What are the issues around the bridge course for AYUSH practitioners to prescribe modern medicine?
The debate around AYUSH practitioners prescribing modern medicine
There is a provision in the Bill which states that there may be a bridge course which AYUSH practitioners (practicing Ayurveda, Yoga and Naturopathy, Unani, Siddha and Homoeopathy) can undertake in order to prescribe certain kinds of modern medicine. There are differing views on whether AYUSH practitioners should prescribe modern medicines.
Over the years, various committees have recommended a functional integration among various systems of medicine i.e. Ayurveda, modern medicine, and others. On the other hand, experts state that the bridge course may promote the positioning of AYUSH practitioners as stand-ins for allopathic doctors owing to the shortage of doctors across the country. This in turn may affect the development of AYUSH systems of medicine as independent systems of medicine.
Moreover, AYUSH doctors do not have to go through any licentiate examination to be registered by the NMC, unlike the other doctors. Recently, the Union Cabinet has approved an Amendment to remove the provision of the bridge course.
Status of other kinds of medical personnel
As of January 2018, the doctor to population ratio in India was 1:1655 compared to the World Health Organisation standard of 1:1000. The Ministry of Health and Family Welfare stated that the introduction of the bridge course for AYUSH practitioners under the Bill will help fill in the gaps of availability of medical professionals.
If the purpose of the bridge course is to address shortage of medical professionals, it is unclear why the option to take the bridge course does not apply to other cadres of allopathic medical professionals such as nurses, and dentists.

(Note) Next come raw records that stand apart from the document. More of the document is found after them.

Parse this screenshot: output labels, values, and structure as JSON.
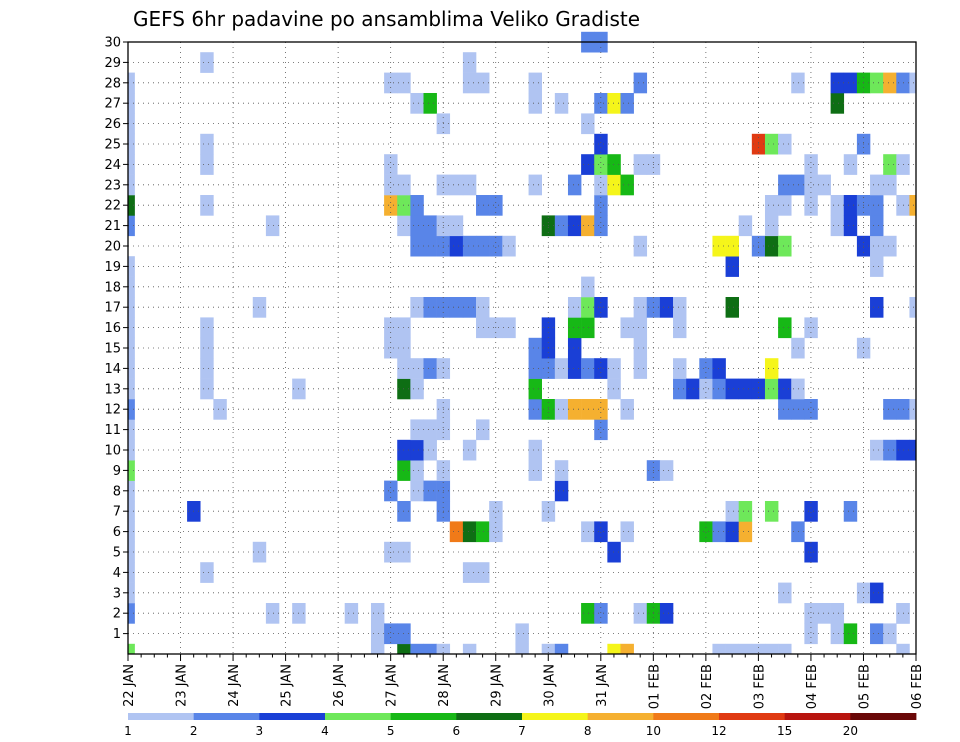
{
  "chart_data": {
    "type": "heatmap",
    "title": "GEFS 6hr padavine po ansamblima Veliko Gradiste",
    "y_ticks": [
      "1",
      "2",
      "3",
      "4",
      "5",
      "6",
      "7",
      "8",
      "9",
      "10",
      "11",
      "12",
      "13",
      "14",
      "15",
      "16",
      "17",
      "18",
      "19",
      "20",
      "21",
      "22",
      "23",
      "24",
      "25",
      "26",
      "27",
      "28",
      "29",
      "30"
    ],
    "ylim": [
      0,
      30
    ],
    "x_tick_labels": [
      "22 JAN",
      "23 JAN",
      "24 JAN",
      "25 JAN",
      "26 JAN",
      "27 JAN",
      "28 JAN",
      "29 JAN",
      "30 JAN",
      "31 JAN",
      "01 FEB",
      "02 FEB",
      "03 FEB",
      "04 FEB",
      "05 FEB",
      "06 FEB"
    ],
    "time_steps": 61,
    "grid": true,
    "legend": {
      "position": "bottom",
      "colors": [
        "#b0c4f2",
        "#5985e8",
        "#1a3fd6",
        "#6ee85a",
        "#17b816",
        "#0e6e14",
        "#f5f51a",
        "#f5b030",
        "#f07a18",
        "#e03a12",
        "#b8140e",
        "#6a0808"
      ],
      "labels": [
        "1",
        "2",
        "3",
        "4",
        "5",
        "6",
        "7",
        "8",
        "10",
        "12",
        "15",
        "20"
      ]
    },
    "cells": [
      [
        0,
        0,
        4
      ],
      [
        0,
        2,
        2
      ],
      [
        0,
        3,
        1
      ],
      [
        0,
        4,
        1
      ],
      [
        0,
        5,
        1
      ],
      [
        0,
        6,
        1
      ],
      [
        0,
        7,
        1
      ],
      [
        0,
        8,
        1
      ],
      [
        0,
        9,
        4
      ],
      [
        0,
        10,
        1
      ],
      [
        0,
        11,
        1
      ],
      [
        0,
        12,
        2
      ],
      [
        0,
        13,
        1
      ],
      [
        0,
        14,
        1
      ],
      [
        0,
        15,
        1
      ],
      [
        0,
        16,
        1
      ],
      [
        0,
        17,
        1
      ],
      [
        0,
        18,
        1
      ],
      [
        0,
        19,
        1
      ],
      [
        0,
        21,
        2
      ],
      [
        0,
        22,
        6
      ],
      [
        0,
        23,
        1
      ],
      [
        0,
        24,
        1
      ],
      [
        0,
        25,
        1
      ],
      [
        0,
        26,
        1
      ],
      [
        0,
        27,
        1
      ],
      [
        0,
        28,
        1
      ],
      [
        5,
        7,
        3
      ],
      [
        6,
        4,
        1
      ],
      [
        6,
        13,
        1
      ],
      [
        6,
        14,
        1
      ],
      [
        6,
        15,
        1
      ],
      [
        6,
        16,
        1
      ],
      [
        6,
        22,
        1
      ],
      [
        6,
        24,
        1
      ],
      [
        6,
        25,
        1
      ],
      [
        6,
        29,
        1
      ],
      [
        7,
        12,
        1
      ],
      [
        10,
        5,
        1
      ],
      [
        10,
        17,
        1
      ],
      [
        11,
        2,
        1
      ],
      [
        11,
        21,
        1
      ],
      [
        13,
        2,
        1
      ],
      [
        13,
        13,
        1
      ],
      [
        17,
        2,
        1
      ],
      [
        19,
        0,
        1
      ],
      [
        19,
        1,
        1
      ],
      [
        19,
        2,
        1
      ],
      [
        20,
        1,
        2
      ],
      [
        20,
        5,
        1
      ],
      [
        20,
        8,
        2
      ],
      [
        20,
        15,
        1
      ],
      [
        20,
        16,
        1
      ],
      [
        20,
        22,
        8
      ],
      [
        20,
        23,
        1
      ],
      [
        20,
        24,
        1
      ],
      [
        20,
        28,
        1
      ],
      [
        21,
        0,
        6
      ],
      [
        21,
        1,
        2
      ],
      [
        21,
        5,
        1
      ],
      [
        21,
        7,
        2
      ],
      [
        21,
        9,
        5
      ],
      [
        21,
        10,
        3
      ],
      [
        21,
        13,
        6
      ],
      [
        21,
        14,
        1
      ],
      [
        21,
        15,
        1
      ],
      [
        21,
        16,
        1
      ],
      [
        21,
        21,
        1
      ],
      [
        21,
        22,
        4
      ],
      [
        21,
        23,
        1
      ],
      [
        21,
        28,
        1
      ],
      [
        22,
        0,
        2
      ],
      [
        22,
        8,
        1
      ],
      [
        22,
        9,
        1
      ],
      [
        22,
        10,
        3
      ],
      [
        22,
        11,
        1
      ],
      [
        22,
        13,
        1
      ],
      [
        22,
        14,
        1
      ],
      [
        22,
        17,
        1
      ],
      [
        22,
        20,
        2
      ],
      [
        22,
        21,
        2
      ],
      [
        22,
        22,
        2
      ],
      [
        22,
        27,
        1
      ],
      [
        23,
        0,
        2
      ],
      [
        23,
        8,
        2
      ],
      [
        23,
        10,
        1
      ],
      [
        23,
        11,
        1
      ],
      [
        23,
        14,
        2
      ],
      [
        23,
        17,
        2
      ],
      [
        23,
        20,
        2
      ],
      [
        23,
        21,
        2
      ],
      [
        23,
        27,
        5
      ],
      [
        24,
        0,
        1
      ],
      [
        24,
        7,
        2
      ],
      [
        24,
        8,
        2
      ],
      [
        24,
        9,
        1
      ],
      [
        24,
        11,
        1
      ],
      [
        24,
        12,
        1
      ],
      [
        24,
        14,
        1
      ],
      [
        24,
        17,
        2
      ],
      [
        24,
        20,
        2
      ],
      [
        24,
        21,
        1
      ],
      [
        24,
        23,
        1
      ],
      [
        24,
        26,
        1
      ],
      [
        25,
        6,
        9
      ],
      [
        25,
        17,
        2
      ],
      [
        25,
        20,
        3
      ],
      [
        25,
        21,
        1
      ],
      [
        25,
        23,
        1
      ],
      [
        26,
        0,
        1
      ],
      [
        26,
        4,
        1
      ],
      [
        26,
        6,
        6
      ],
      [
        26,
        10,
        1
      ],
      [
        26,
        17,
        2
      ],
      [
        26,
        20,
        2
      ],
      [
        26,
        23,
        1
      ],
      [
        26,
        28,
        1
      ],
      [
        26,
        29,
        1
      ],
      [
        27,
        4,
        1
      ],
      [
        27,
        6,
        5
      ],
      [
        27,
        11,
        1
      ],
      [
        27,
        16,
        1
      ],
      [
        27,
        17,
        1
      ],
      [
        27,
        20,
        2
      ],
      [
        27,
        22,
        2
      ],
      [
        27,
        28,
        1
      ],
      [
        28,
        6,
        1
      ],
      [
        28,
        7,
        1
      ],
      [
        28,
        16,
        1
      ],
      [
        28,
        20,
        2
      ],
      [
        28,
        22,
        2
      ],
      [
        29,
        16,
        1
      ],
      [
        29,
        20,
        1
      ],
      [
        30,
        0,
        1
      ],
      [
        30,
        1,
        1
      ],
      [
        31,
        9,
        1
      ],
      [
        31,
        10,
        1
      ],
      [
        31,
        12,
        2
      ],
      [
        31,
        13,
        5
      ],
      [
        31,
        14,
        2
      ],
      [
        31,
        15,
        2
      ],
      [
        31,
        23,
        1
      ],
      [
        31,
        27,
        1
      ],
      [
        31,
        28,
        1
      ],
      [
        32,
        0,
        1
      ],
      [
        32,
        7,
        1
      ],
      [
        32,
        12,
        5
      ],
      [
        32,
        14,
        2
      ],
      [
        32,
        15,
        3
      ],
      [
        32,
        16,
        3
      ],
      [
        32,
        21,
        6
      ],
      [
        33,
        0,
        2
      ],
      [
        33,
        8,
        3
      ],
      [
        33,
        9,
        1
      ],
      [
        33,
        12,
        1
      ],
      [
        33,
        14,
        1
      ],
      [
        33,
        21,
        2
      ],
      [
        33,
        27,
        1
      ],
      [
        34,
        12,
        8
      ],
      [
        34,
        14,
        3
      ],
      [
        34,
        15,
        3
      ],
      [
        34,
        16,
        5
      ],
      [
        34,
        17,
        1
      ],
      [
        34,
        21,
        3
      ],
      [
        34,
        23,
        2
      ],
      [
        35,
        2,
        5
      ],
      [
        35,
        6,
        1
      ],
      [
        35,
        12,
        8
      ],
      [
        35,
        14,
        2
      ],
      [
        35,
        16,
        5
      ],
      [
        35,
        17,
        4
      ],
      [
        35,
        18,
        1
      ],
      [
        35,
        21,
        8
      ],
      [
        35,
        24,
        3
      ],
      [
        35,
        26,
        1
      ],
      [
        35,
        30,
        2
      ],
      [
        36,
        2,
        2
      ],
      [
        36,
        6,
        3
      ],
      [
        36,
        11,
        2
      ],
      [
        36,
        12,
        8
      ],
      [
        36,
        14,
        3
      ],
      [
        36,
        17,
        3
      ],
      [
        36,
        21,
        2
      ],
      [
        36,
        22,
        2
      ],
      [
        36,
        23,
        1
      ],
      [
        36,
        24,
        4
      ],
      [
        36,
        25,
        3
      ],
      [
        36,
        27,
        2
      ],
      [
        36,
        30,
        2
      ],
      [
        37,
        0,
        7
      ],
      [
        37,
        5,
        3
      ],
      [
        37,
        13,
        1
      ],
      [
        37,
        14,
        1
      ],
      [
        37,
        23,
        7
      ],
      [
        37,
        24,
        5
      ],
      [
        37,
        27,
        7
      ],
      [
        38,
        0,
        8
      ],
      [
        38,
        6,
        1
      ],
      [
        38,
        12,
        1
      ],
      [
        38,
        16,
        1
      ],
      [
        38,
        23,
        5
      ],
      [
        38,
        27,
        2
      ],
      [
        39,
        2,
        1
      ],
      [
        39,
        14,
        1
      ],
      [
        39,
        15,
        1
      ],
      [
        39,
        16,
        1
      ],
      [
        39,
        17,
        1
      ],
      [
        39,
        20,
        1
      ],
      [
        39,
        24,
        1
      ],
      [
        39,
        28,
        2
      ],
      [
        40,
        2,
        5
      ],
      [
        40,
        9,
        2
      ],
      [
        40,
        17,
        2
      ],
      [
        40,
        24,
        1
      ],
      [
        41,
        2,
        3
      ],
      [
        41,
        9,
        1
      ],
      [
        41,
        17,
        3
      ],
      [
        42,
        13,
        2
      ],
      [
        42,
        14,
        1
      ],
      [
        42,
        16,
        1
      ],
      [
        42,
        17,
        1
      ],
      [
        43,
        13,
        3
      ],
      [
        44,
        6,
        5
      ],
      [
        44,
        13,
        1
      ],
      [
        44,
        14,
        2
      ],
      [
        45,
        0,
        1
      ],
      [
        45,
        6,
        2
      ],
      [
        45,
        13,
        2
      ],
      [
        45,
        14,
        3
      ],
      [
        45,
        20,
        7
      ],
      [
        46,
        0,
        1
      ],
      [
        46,
        6,
        3
      ],
      [
        46,
        7,
        1
      ],
      [
        46,
        13,
        3
      ],
      [
        46,
        17,
        6
      ],
      [
        46,
        19,
        3
      ],
      [
        46,
        20,
        7
      ],
      [
        47,
        0,
        1
      ],
      [
        47,
        6,
        8
      ],
      [
        47,
        7,
        4
      ],
      [
        47,
        13,
        3
      ],
      [
        47,
        21,
        1
      ],
      [
        48,
        0,
        1
      ],
      [
        48,
        13,
        3
      ],
      [
        48,
        20,
        2
      ],
      [
        48,
        25,
        10
      ],
      [
        49,
        0,
        1
      ],
      [
        49,
        7,
        4
      ],
      [
        49,
        13,
        4
      ],
      [
        49,
        14,
        7
      ],
      [
        49,
        20,
        6
      ],
      [
        49,
        21,
        1
      ],
      [
        49,
        22,
        1
      ],
      [
        49,
        25,
        4
      ],
      [
        50,
        0,
        1
      ],
      [
        50,
        3,
        1
      ],
      [
        50,
        12,
        2
      ],
      [
        50,
        13,
        3
      ],
      [
        50,
        16,
        5
      ],
      [
        50,
        20,
        4
      ],
      [
        50,
        22,
        1
      ],
      [
        50,
        23,
        2
      ],
      [
        50,
        25,
        1
      ],
      [
        51,
        6,
        2
      ],
      [
        51,
        12,
        2
      ],
      [
        51,
        13,
        1
      ],
      [
        51,
        15,
        1
      ],
      [
        51,
        23,
        2
      ],
      [
        51,
        28,
        1
      ],
      [
        52,
        1,
        1
      ],
      [
        52,
        2,
        1
      ],
      [
        52,
        5,
        3
      ],
      [
        52,
        7,
        3
      ],
      [
        52,
        12,
        2
      ],
      [
        52,
        16,
        1
      ],
      [
        52,
        22,
        1
      ],
      [
        52,
        23,
        1
      ],
      [
        52,
        24,
        1
      ],
      [
        53,
        2,
        1
      ],
      [
        53,
        23,
        1
      ],
      [
        54,
        1,
        1
      ],
      [
        54,
        2,
        1
      ],
      [
        54,
        21,
        1
      ],
      [
        54,
        22,
        1
      ],
      [
        54,
        27,
        6
      ],
      [
        54,
        28,
        3
      ],
      [
        55,
        1,
        5
      ],
      [
        55,
        7,
        2
      ],
      [
        55,
        21,
        3
      ],
      [
        55,
        22,
        3
      ],
      [
        55,
        24,
        1
      ],
      [
        55,
        28,
        3
      ],
      [
        56,
        3,
        1
      ],
      [
        56,
        15,
        1
      ],
      [
        56,
        20,
        3
      ],
      [
        56,
        22,
        2
      ],
      [
        56,
        25,
        2
      ],
      [
        56,
        28,
        5
      ],
      [
        57,
        1,
        2
      ],
      [
        57,
        3,
        3
      ],
      [
        57,
        10,
        1
      ],
      [
        57,
        17,
        3
      ],
      [
        57,
        19,
        1
      ],
      [
        57,
        20,
        1
      ],
      [
        57,
        21,
        2
      ],
      [
        57,
        22,
        2
      ],
      [
        57,
        23,
        1
      ],
      [
        57,
        28,
        4
      ],
      [
        58,
        1,
        1
      ],
      [
        58,
        10,
        2
      ],
      [
        58,
        12,
        2
      ],
      [
        58,
        20,
        1
      ],
      [
        58,
        23,
        1
      ],
      [
        58,
        24,
        4
      ],
      [
        58,
        28,
        8
      ],
      [
        59,
        0,
        1
      ],
      [
        59,
        2,
        1
      ],
      [
        59,
        2,
        1
      ],
      [
        59,
        10,
        3
      ],
      [
        59,
        12,
        2
      ],
      [
        59,
        22,
        1
      ],
      [
        59,
        24,
        1
      ],
      [
        59,
        28,
        2
      ],
      [
        60,
        10,
        3
      ],
      [
        60,
        12,
        1
      ],
      [
        60,
        17,
        1
      ],
      [
        60,
        22,
        8
      ],
      [
        60,
        28,
        1
      ]
    ]
  }
}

There are other countries where medical professionals other than doctors are allowed to prescribe allopathic medicine. For example, Nurse Practitioners in the USA provide a full range of primary, acute, and specialty health care services, including ordering and performing diagnostic tests, and prescribing medications. For this purpose, Nurse Practitioners must complete a master’s or doctoral degree program, advanced clinical training, and obtain a national certification.